Du hawzi, de la nostalgie et du talent
23 09 2009Après son passage à Blida, la semaine dernière, la talentueuse chanteuse Saloua a donné, vendredi soir à la salle Ibn Zeydoun de Riadh El Feth, un remarquable récital de musique.
Saloua, cette grande dame de la chanson algérienne, a enchanté l’assistance en cette vingt-huitième soirée du Ramadhan.Tous ses fans étaient présents pour revoir sur scène cette icône de la chanson hawzi. A l’ouverture de la salle de spectacle, il fallait jouer des coudes pour se frayer un chemin : manière subtile d’accaparer un ou d’éventuels sièges au niveau des premières rangées.

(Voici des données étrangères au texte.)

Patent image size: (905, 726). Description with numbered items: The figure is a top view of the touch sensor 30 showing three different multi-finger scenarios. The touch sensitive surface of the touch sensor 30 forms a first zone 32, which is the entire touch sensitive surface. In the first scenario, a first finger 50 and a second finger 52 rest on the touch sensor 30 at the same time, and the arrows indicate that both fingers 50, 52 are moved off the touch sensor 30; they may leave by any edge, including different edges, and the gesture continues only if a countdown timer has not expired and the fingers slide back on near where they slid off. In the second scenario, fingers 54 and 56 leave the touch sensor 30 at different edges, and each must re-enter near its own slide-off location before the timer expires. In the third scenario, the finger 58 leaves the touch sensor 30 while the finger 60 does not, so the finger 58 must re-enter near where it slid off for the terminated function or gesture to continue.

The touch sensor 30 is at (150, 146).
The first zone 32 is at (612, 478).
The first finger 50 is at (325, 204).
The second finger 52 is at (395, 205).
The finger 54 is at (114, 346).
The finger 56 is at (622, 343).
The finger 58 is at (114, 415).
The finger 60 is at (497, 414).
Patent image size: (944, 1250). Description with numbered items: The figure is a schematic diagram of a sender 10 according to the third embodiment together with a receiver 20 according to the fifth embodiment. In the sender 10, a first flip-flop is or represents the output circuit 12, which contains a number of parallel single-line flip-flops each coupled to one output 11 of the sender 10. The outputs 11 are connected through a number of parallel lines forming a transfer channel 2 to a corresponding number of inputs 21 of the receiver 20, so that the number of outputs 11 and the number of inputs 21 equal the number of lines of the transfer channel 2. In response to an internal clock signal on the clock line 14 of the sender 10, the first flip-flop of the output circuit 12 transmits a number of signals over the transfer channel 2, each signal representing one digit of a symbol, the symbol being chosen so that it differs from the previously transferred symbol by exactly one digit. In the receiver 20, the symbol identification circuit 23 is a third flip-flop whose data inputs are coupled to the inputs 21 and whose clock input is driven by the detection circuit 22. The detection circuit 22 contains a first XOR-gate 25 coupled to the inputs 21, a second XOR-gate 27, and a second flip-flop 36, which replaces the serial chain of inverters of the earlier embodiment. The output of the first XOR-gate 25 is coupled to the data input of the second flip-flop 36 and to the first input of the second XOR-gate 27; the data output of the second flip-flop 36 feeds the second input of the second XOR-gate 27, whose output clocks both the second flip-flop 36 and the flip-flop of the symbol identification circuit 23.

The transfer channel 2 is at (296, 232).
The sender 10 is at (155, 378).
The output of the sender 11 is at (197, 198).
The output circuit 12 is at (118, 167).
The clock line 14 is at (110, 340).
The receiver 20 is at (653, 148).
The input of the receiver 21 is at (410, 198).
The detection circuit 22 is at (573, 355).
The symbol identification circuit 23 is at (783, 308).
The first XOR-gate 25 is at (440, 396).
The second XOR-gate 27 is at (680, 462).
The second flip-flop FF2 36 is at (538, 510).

C’est dire l’effet que cette chanteuse fait sur les mélomanes. Une sexagénaire confie que pour rien au monde elle ne raterait un concert de cette envergure. « Saloua incarne ma jeunesse. Comment voulez-vous que je fasse abstraction d’un tel rendez-vous alors que c’est mon idole ? » Un couple algérois révèle sur un ton fier et nostalgique que Saloua était un élément incontournable dans les mariages et les circoncisions. « La dernière cérémonie en date est le baptême de notre fils Rediane, il y a 35 ans à Alger. Elle avait animé une après-midi inoubliable. Elle a une voix unique. Nous lui sommes reconnaissants pour tout ce qu’elle a pu donner à la musique algérienne. »
La soirée est étrennée dans un premier temps par un succulent istikbar, joué par l’orchestre attitré de Saloua. Parmi cette huitaine de musiciens chevronnés qui suivent l’artiste à chacun de ses concerts, citons le pianiste et le chef d’orchestre Perkioui Smaïl, Sid-Ahmed Zerdoud au banjo, Guendouz Hamid au premier violon, Réda Tabit au deuxième violon, Madjid Khatli au troisième violon, Rabah Slim au violoncelle, Mustapha Rahal et Aziz Ouadah à la percussion. Tout de suite après ce prélude musical, Saloua fait une entrée majestueuse sur scène. Avec toute l’élégance qu’on lui connaît, elle avance à pas mesurés au-devant de la scène. Vêtue d’un karakou rouille en fetla, porté sur une jupe droite longue bouffonnée sur le côté gauche, elle salue magistralement son cher public à qui elle voue un respect indéfectible. D’une voix presque timide, elle ne manquera pas de souhaiter aux présents un bon Ramadhan tout en espérant qu’ils passeront une belle soirée en sa compagnie. Comme le veut la tradition algéroise, elle entamera son répertoire par l’incontournable Rana djinek, sous un tonnerre de youyous. Dès lors, la plupart des présents sont confrontrés au même sentiment, celui des souvenirs de jeunesse où il faisait bon vivre. Des silhouettes commencent même à se déhancher timidement. De sa voix cristalline, l’artiste revisitera les plus grands standards de la chanson algérienne, entre autres, Mel h’bibi malou, Ya bil el akdar, Haba ghalbi, Ya ghayeb, Ghalb sali, Wahd el ghiziel…
Après une pause d’une demi-heure, la chanteuse rejoint la scène, sapée d’une nouvelle tenue – une robe longue vert amande en soie sauvage, rehaussée de strass et une chorégraphie. Elle entamera d’autres langoureux morceaux musicaux signés par des figures de proue de la musique algérienne comme Fadhila Dziria où Cheikha Tetma. Un hommage particulier sera rendu à la chanteuse Latifa à travers un des titres de la regrettée, Chehel Oua ana netradjek. Un autre hommage appuyé sera rendu aux femmes à travers une composition personnelle, Ya moulate l’hayek, laâdjar ou talhifa. Une chanson qui a été mise en valeur par une scénographie appropriée, à savoir le passage d’une femme vêtue du voile traditionnel algérois, courtisée par un homme arborant également le costume de l’ancien Alger. Des titres aussi entraînants les uns que les autres seront à l’honneur avec Ala oulidi hjab allah, Kif rayi hamalni. La soirée s’est achevée aux alentours de 1h du matin avec la mélodieuse chanson Abkaw âala khir. Au terme de ses deux heures et demie de concert, Saloua – cette dame au talent inégalé et à la voix unique – n’avait plus rien à prouver car sa notoriété est bien assise.
Il est à noter qu’en aparté, Saloua nous confiera que sa nourriture spirituelle est son public : « Je suis contente de me retrouver avec des gens qui apprécient ma musique. C’est un immense honneur d’être là ce soir face à un public connaisseur. » (El Watan-22.09.09.)